Harnos and Kovacs (1999) compared CERES-Wheat, AFRCWHEAT2, CROPSIM and SU- CROS2 in order to select an appropriate model for climate change studies and found that al- though CERES-Wheat and AFRCWHEAT2 fitted the best with the historical data, used within the study, that all models showed different sensitivity to environmental parameters, creating dif- ferent simulated yields for the climate scenarios. From these results no decision was made on the most applicable model for this purpose and instead the inaccuracies associated with using these models, for such an application, were instead just highlighted. More worryingly when Jamieson

et al. (1998a) compared CERES-wheat, AFRCWHEAT2 and SIRIUS using observed UK grain

yields from well managed agricultural experiments, none of the models were found to accurately predict yield and substantial disagreement was found between the models’ predictions of both yield and yield loss due to water limitation. This disagreement between the models predictions was concluded to highlight the differences in the underlying hypothesis in the models. These comparisons highlight the fact that some models simulate different aspects of plant growth and development to differing degrees of accuracy and that the models although mechanistic should be used out of their ‘experimental scope’ with caution. In this study the ADEL-wheat model is used with the main aim to parameterise the model structure for predicting the EO signal, rather than predicting yield directly, and so these weaknesses common with such models are not so im- portant in the first instance. However, the improvement of the response of crop-growth models to environmental drivers is clearly an active area of research.

In general the models mentioned are constructed using mechanistic models at the level of organ growth, however as discussed when first introducing mechanistic models, empirical relationships are used, to describe certain relationships. For example the PAR extinction canopy coefficient in AFRCWHEAT2 is set as 0.44 and in CERES to be 0.85. This coefficient affects the rate of dry matter accumulation and as such the allocation of daily assimilates to leaves. The use of inaccurate coefficients within a relation affecting canopy development such as this, may possibly, lead to errors on the estimation of biomass production (Porter 1993).
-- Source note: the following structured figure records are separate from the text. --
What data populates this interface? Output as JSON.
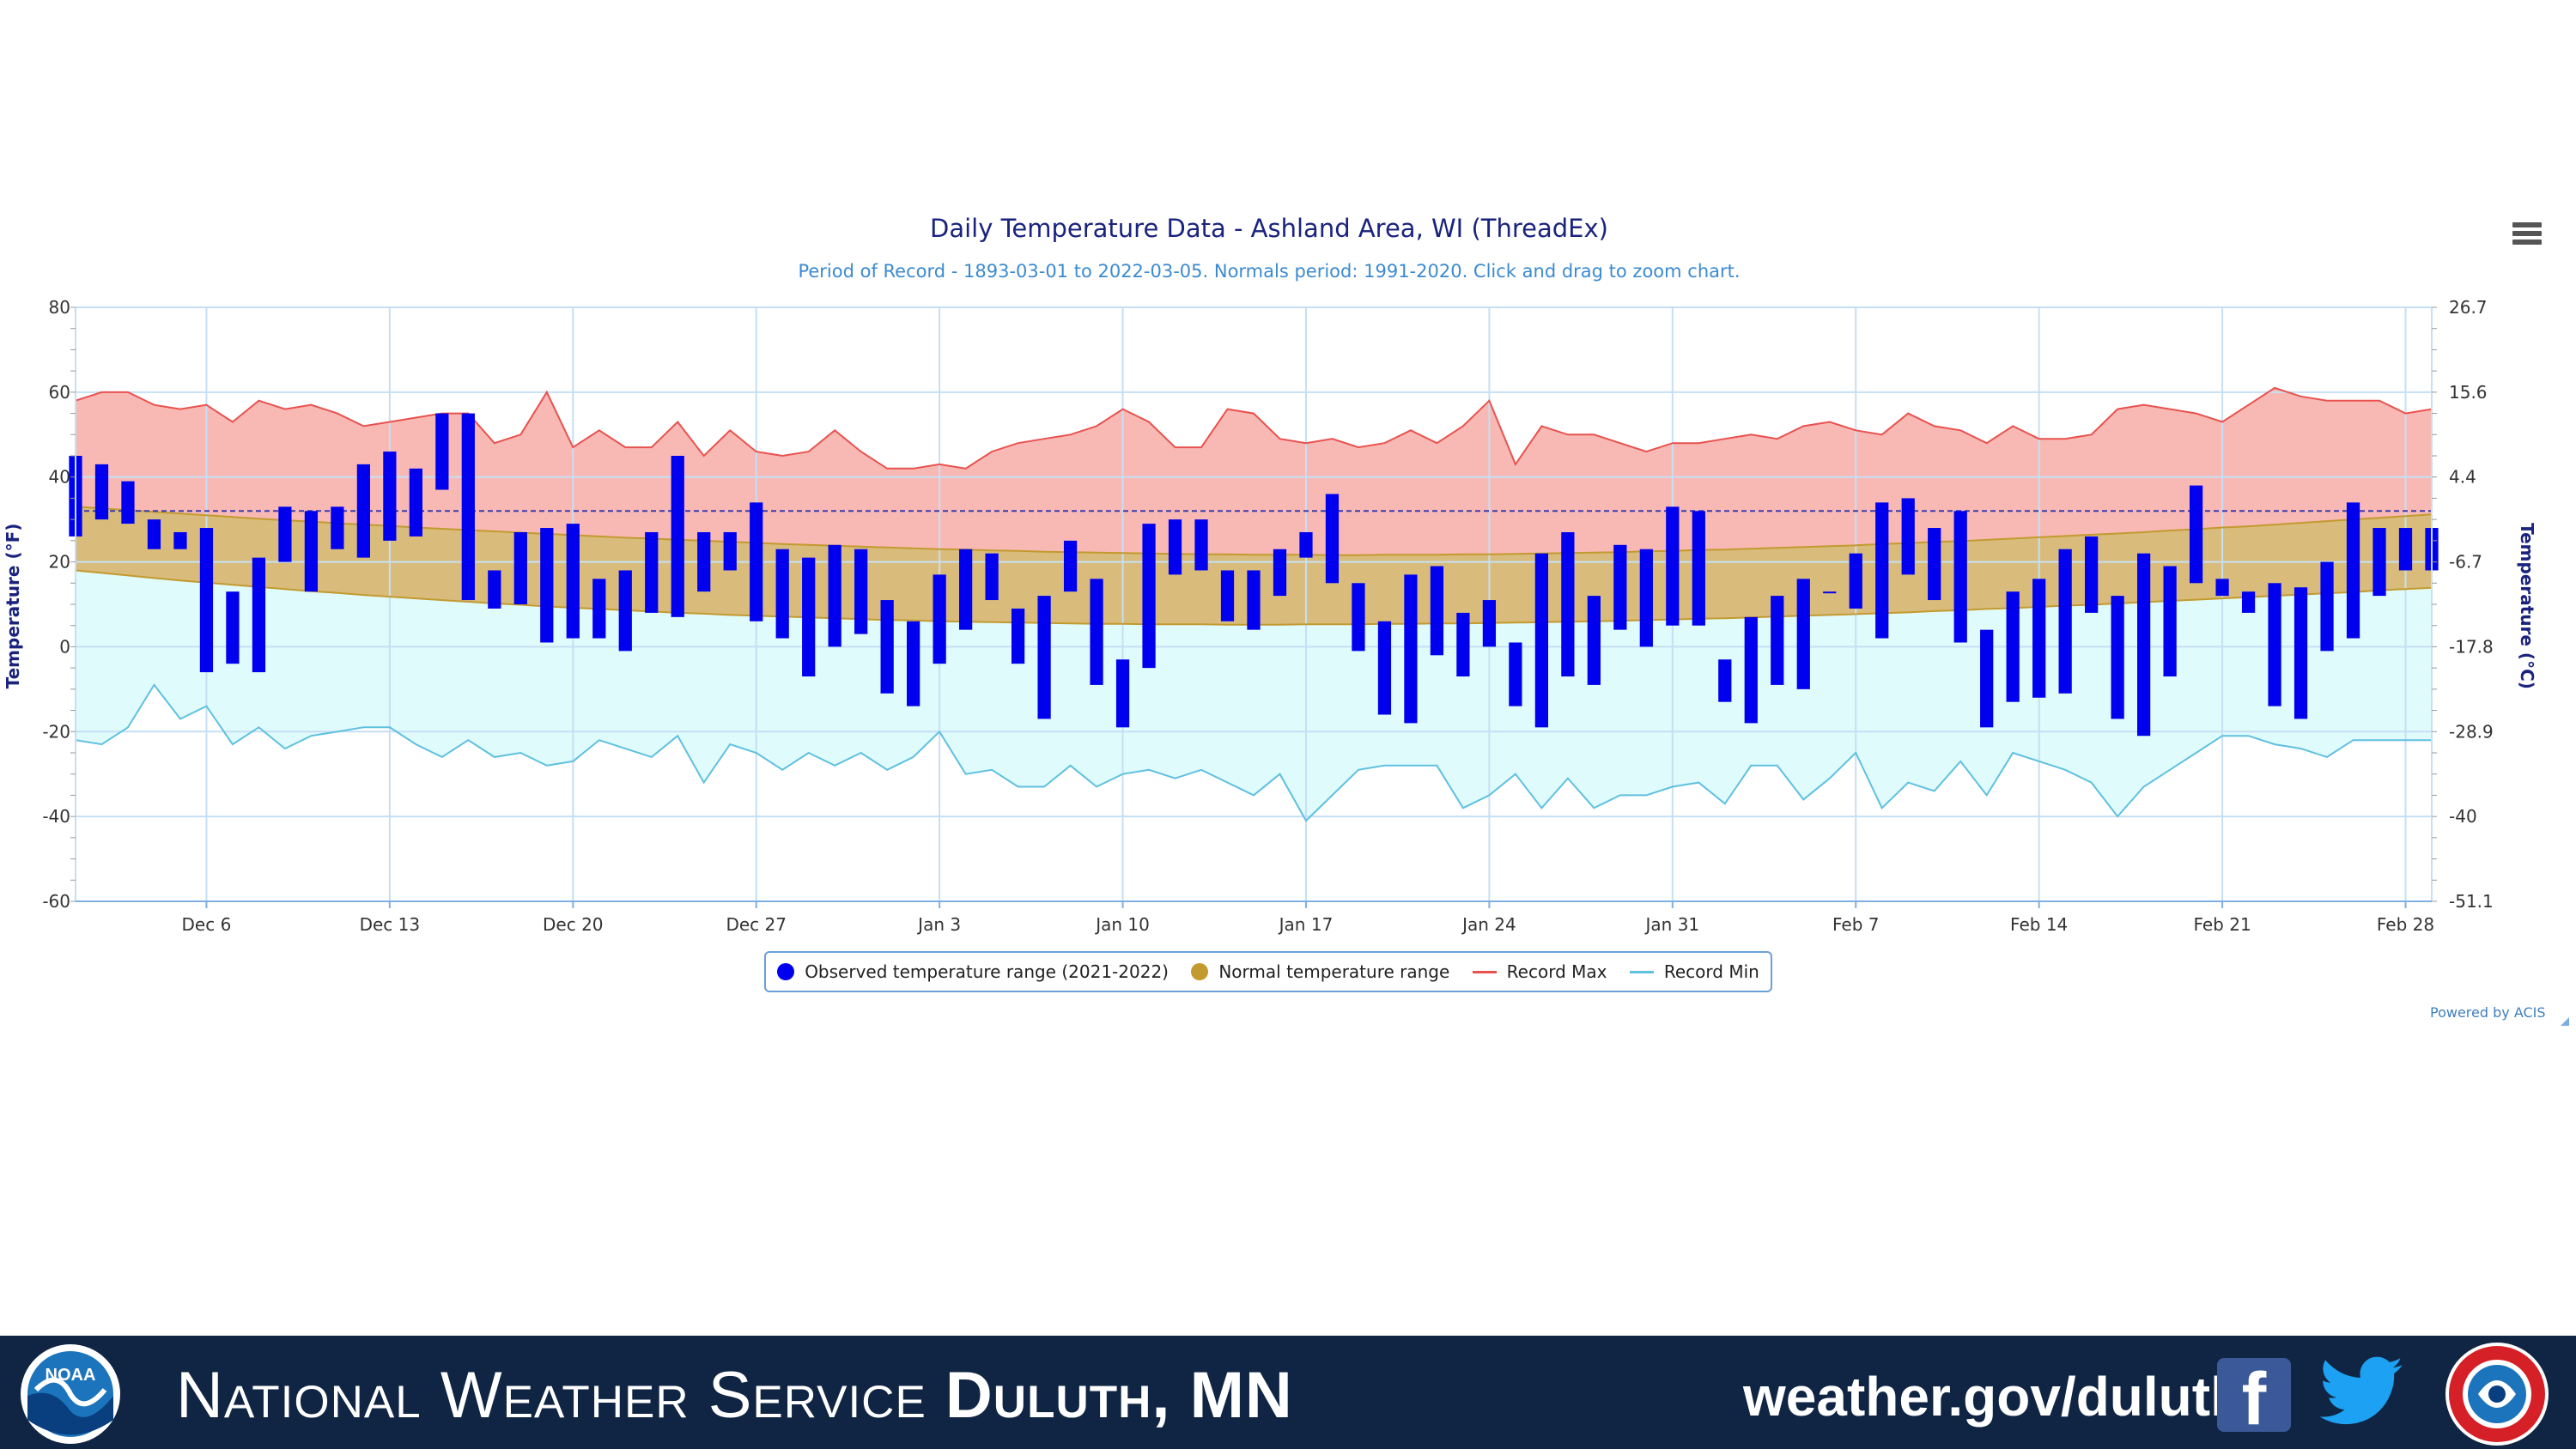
{
  "chart": {
    "title": "Daily Temperature Data - Ashland Area, WI (ThreadEx)",
    "subtitle": "Period of Record - 1893-03-01 to 2022-03-05. Normals period: 1991-2020. Click and drag to zoom chart.",
    "powered_by": "Powered by ACIS",
    "menu_icon": "hamburger-menu-icon"
  },
  "legend": {
    "observed": "Observed temperature range (2021-2022)",
    "normal": "Normal temperature range",
    "record_max": "Record Max",
    "record_min": "Record Min"
  },
  "colors": {
    "observed": "#0000ee",
    "normal_fill": "#d9bc7c",
    "normal_line": "#c39a2f",
    "record_max_line": "#e8524f",
    "record_max_fill": "#f8b9b4",
    "record_min_line": "#5fc0e0",
    "record_min_fill": "#e0fbfb",
    "freezing_line": "#3a3aaa",
    "axis_text": "#333333",
    "title": "#1a237e",
    "subtitle": "#3c8ad0"
  },
  "chart_data": {
    "type": "bar",
    "start_date": "Dec 1",
    "x_tick_labels": [
      "Dec 6",
      "Dec 13",
      "Dec 20",
      "Dec 27",
      "Jan 3",
      "Jan 10",
      "Jan 17",
      "Jan 24",
      "Jan 31",
      "Feb 7",
      "Feb 14",
      "Feb 21",
      "Feb 28"
    ],
    "x_tick_days": [
      "Dec 6",
      "Dec 13",
      "Dec 20",
      "Dec 27",
      "Jan 3",
      "Jan 10",
      "Jan 17",
      "Jan 24",
      "Jan 31",
      "Feb 7",
      "Feb 14",
      "Feb 21",
      "Feb 28"
    ],
    "ylabel_left": "Temperature (°F)",
    "ylabel_right": "Temperature (°C)",
    "ylim": [
      -60,
      80
    ],
    "y_ticks_left": [
      80,
      60,
      40,
      20,
      0,
      -20,
      -40,
      -60
    ],
    "y_ticks_right": [
      "26.7",
      "15.6",
      "4.4",
      "-6.7",
      "-17.8",
      "-28.9",
      "-40",
      "-51.1"
    ],
    "freezing_line": 32,
    "grid": true,
    "legend_position": "bottom-center",
    "dates": [
      "Dec 1",
      "Dec 2",
      "Dec 3",
      "Dec 4",
      "Dec 5",
      "Dec 6",
      "Dec 7",
      "Dec 8",
      "Dec 9",
      "Dec 10",
      "Dec 11",
      "Dec 12",
      "Dec 13",
      "Dec 14",
      "Dec 15",
      "Dec 16",
      "Dec 17",
      "Dec 18",
      "Dec 19",
      "Dec 20",
      "Dec 21",
      "Dec 22",
      "Dec 23",
      "Dec 24",
      "Dec 25",
      "Dec 26",
      "Dec 27",
      "Dec 28",
      "Dec 29",
      "Dec 30",
      "Dec 31",
      "Jan 1",
      "Jan 2",
      "Jan 3",
      "Jan 4",
      "Jan 5",
      "Jan 6",
      "Jan 7",
      "Jan 8",
      "Jan 9",
      "Jan 10",
      "Jan 11",
      "Jan 12",
      "Jan 13",
      "Jan 14",
      "Jan 15",
      "Jan 16",
      "Jan 17",
      "Jan 18",
      "Jan 19",
      "Jan 20",
      "Jan 21",
      "Jan 22",
      "Jan 23",
      "Jan 24",
      "Jan 25",
      "Jan 26",
      "Jan 27",
      "Jan 28",
      "Jan 29",
      "Jan 30",
      "Jan 31",
      "Feb 1",
      "Feb 2",
      "Feb 3",
      "Feb 4",
      "Feb 5",
      "Feb 6",
      "Feb 7",
      "Feb 8",
      "Feb 9",
      "Feb 10",
      "Feb 11",
      "Feb 12",
      "Feb 13",
      "Feb 14",
      "Feb 15",
      "Feb 16",
      "Feb 17",
      "Feb 18",
      "Feb 19",
      "Feb 20",
      "Feb 21",
      "Feb 22",
      "Feb 23",
      "Feb 24",
      "Feb 25",
      "Feb 26",
      "Feb 27",
      "Feb 28",
      "Mar 1"
    ],
    "observed_high": [
      45,
      43,
      39,
      30,
      27,
      28,
      13,
      21,
      33,
      32,
      33,
      43,
      46,
      42,
      55,
      55,
      18,
      27,
      28,
      29,
      16,
      18,
      27,
      45,
      27,
      27,
      34,
      23,
      21,
      24,
      23,
      11,
      6,
      17,
      23,
      22,
      9,
      12,
      25,
      16,
      -3,
      29,
      30,
      30,
      18,
      18,
      23,
      27,
      36,
      15,
      6,
      17,
      19,
      8,
      11,
      1,
      22,
      27,
      12,
      24,
      23,
      33,
      32,
      -3,
      7,
      12,
      16,
      13,
      22,
      34,
      35,
      28,
      32,
      4,
      13,
      16,
      23,
      26,
      12,
      22,
      19,
      38,
      16,
      13,
      15,
      14,
      20,
      34,
      28,
      28,
      28
    ],
    "observed_low": [
      26,
      30,
      29,
      23,
      23,
      -6,
      -4,
      -6,
      20,
      13,
      23,
      21,
      25,
      26,
      37,
      11,
      9,
      10,
      1,
      2,
      2,
      -1,
      8,
      7,
      13,
      18,
      6,
      2,
      -7,
      0,
      3,
      -11,
      -14,
      -4,
      4,
      11,
      -4,
      -17,
      13,
      -9,
      -19,
      -5,
      17,
      18,
      6,
      4,
      12,
      21,
      15,
      -1,
      -16,
      -18,
      -2,
      -7,
      0,
      -14,
      -19,
      -7,
      -9,
      4,
      0,
      5,
      5,
      -13,
      -18,
      -9,
      -10,
      13,
      9,
      2,
      17,
      11,
      1,
      -19,
      -13,
      -12,
      -11,
      8,
      -17,
      -21,
      -7,
      15,
      12,
      8,
      -14,
      -17,
      -1,
      2,
      12,
      18,
      18
    ],
    "normal_high": [
      33.0,
      32.6,
      32.2,
      31.8,
      31.4,
      31.0,
      30.6,
      30.2,
      29.8,
      29.5,
      29.1,
      28.8,
      28.5,
      28.1,
      27.8,
      27.5,
      27.2,
      26.9,
      26.6,
      26.3,
      26.0,
      25.7,
      25.5,
      25.2,
      25.0,
      24.7,
      24.5,
      24.2,
      24.0,
      23.8,
      23.6,
      23.4,
      23.2,
      23.0,
      22.9,
      22.7,
      22.6,
      22.4,
      22.3,
      22.2,
      22.1,
      22.0,
      21.9,
      21.8,
      21.8,
      21.7,
      21.7,
      21.7,
      21.6,
      21.6,
      21.7,
      21.7,
      21.7,
      21.8,
      21.8,
      21.9,
      22.0,
      22.1,
      22.2,
      22.3,
      22.5,
      22.6,
      22.8,
      22.9,
      23.1,
      23.3,
      23.5,
      23.7,
      23.9,
      24.2,
      24.4,
      24.7,
      24.9,
      25.2,
      25.5,
      25.8,
      26.1,
      26.4,
      26.7,
      27.0,
      27.4,
      27.7,
      28.1,
      28.4,
      28.8,
      29.2,
      29.6,
      30.0,
      30.4,
      30.8,
      31.2
    ],
    "normal_low": [
      18.0,
      17.4,
      16.8,
      16.2,
      15.6,
      15.1,
      14.6,
      14.1,
      13.6,
      13.1,
      12.7,
      12.2,
      11.8,
      11.4,
      11.0,
      10.6,
      10.2,
      9.9,
      9.5,
      9.2,
      8.9,
      8.6,
      8.3,
      8.0,
      7.8,
      7.5,
      7.3,
      7.1,
      6.9,
      6.7,
      6.5,
      6.3,
      6.2,
      6.0,
      5.9,
      5.8,
      5.7,
      5.6,
      5.5,
      5.4,
      5.4,
      5.3,
      5.3,
      5.3,
      5.2,
      5.2,
      5.2,
      5.3,
      5.3,
      5.3,
      5.4,
      5.4,
      5.5,
      5.5,
      5.6,
      5.7,
      5.8,
      5.9,
      6.0,
      6.1,
      6.3,
      6.4,
      6.6,
      6.7,
      6.9,
      7.1,
      7.3,
      7.5,
      7.7,
      7.9,
      8.1,
      8.4,
      8.6,
      8.9,
      9.1,
      9.4,
      9.7,
      9.9,
      10.2,
      10.5,
      10.8,
      11.1,
      11.4,
      11.7,
      12.0,
      12.3,
      12.6,
      12.9,
      13.3,
      13.6,
      13.9
    ],
    "record_max": [
      58,
      60,
      60,
      57,
      56,
      57,
      53,
      58,
      56,
      57,
      55,
      52,
      53,
      54,
      55,
      55,
      48,
      50,
      60,
      47,
      51,
      47,
      47,
      53,
      45,
      51,
      46,
      45,
      46,
      51,
      46,
      42,
      42,
      43,
      42,
      46,
      48,
      49,
      50,
      52,
      56,
      53,
      47,
      47,
      56,
      55,
      49,
      48,
      49,
      47,
      48,
      51,
      48,
      52,
      58,
      43,
      52,
      50,
      50,
      48,
      46,
      48,
      48,
      49,
      50,
      49,
      52,
      53,
      51,
      50,
      55,
      52,
      51,
      48,
      52,
      49,
      49,
      50,
      56,
      57,
      56,
      55,
      53,
      57,
      61,
      59,
      58,
      58,
      58,
      55,
      56
    ],
    "record_min": [
      -22,
      -23,
      -19,
      -9,
      -17,
      -14,
      -23,
      -19,
      -24,
      -21,
      -20,
      -19,
      -19,
      -23,
      -26,
      -22,
      -26,
      -25,
      -28,
      -27,
      -22,
      -24,
      -26,
      -21,
      -32,
      -23,
      -25,
      -29,
      -25,
      -28,
      -25,
      -29,
      -26,
      -20,
      -30,
      -29,
      -33,
      -33,
      -28,
      -33,
      -30,
      -29,
      -31,
      -29,
      -32,
      -35,
      -30,
      -41,
      -35,
      -29,
      -28,
      -28,
      -28,
      -38,
      -35,
      -30,
      -38,
      -31,
      -38,
      -35,
      -35,
      -33,
      -32,
      -37,
      -28,
      -28,
      -36,
      -31,
      -25,
      -38,
      -32,
      -34,
      -27,
      -35,
      -25,
      -27,
      -29,
      -32,
      -40,
      -33,
      -29,
      -25,
      -21,
      -21,
      -23,
      -24,
      -26,
      -22,
      -22,
      -22,
      -22
    ]
  },
  "footer": {
    "agency_light": "National Weather Service",
    "agency_bold": "Duluth, MN",
    "website": "weather.gov/duluth",
    "noaa_logo_text": "NOAA",
    "facebook_icon": "f"
  }
}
It has been suggested that main parameters driving crop growth could be replaced or updated by estimations derived from remote sensing within the growing season (Moulin et al. 1998). The methods and models used for this coupling is discussed in section 2.3.

A recent advance in mechanistic crop models is to consider the architecture of the canopy result- ing in architectural which consider crop growth using empirical and mechanistic models. Such models are refereed to as Functional-Structural models.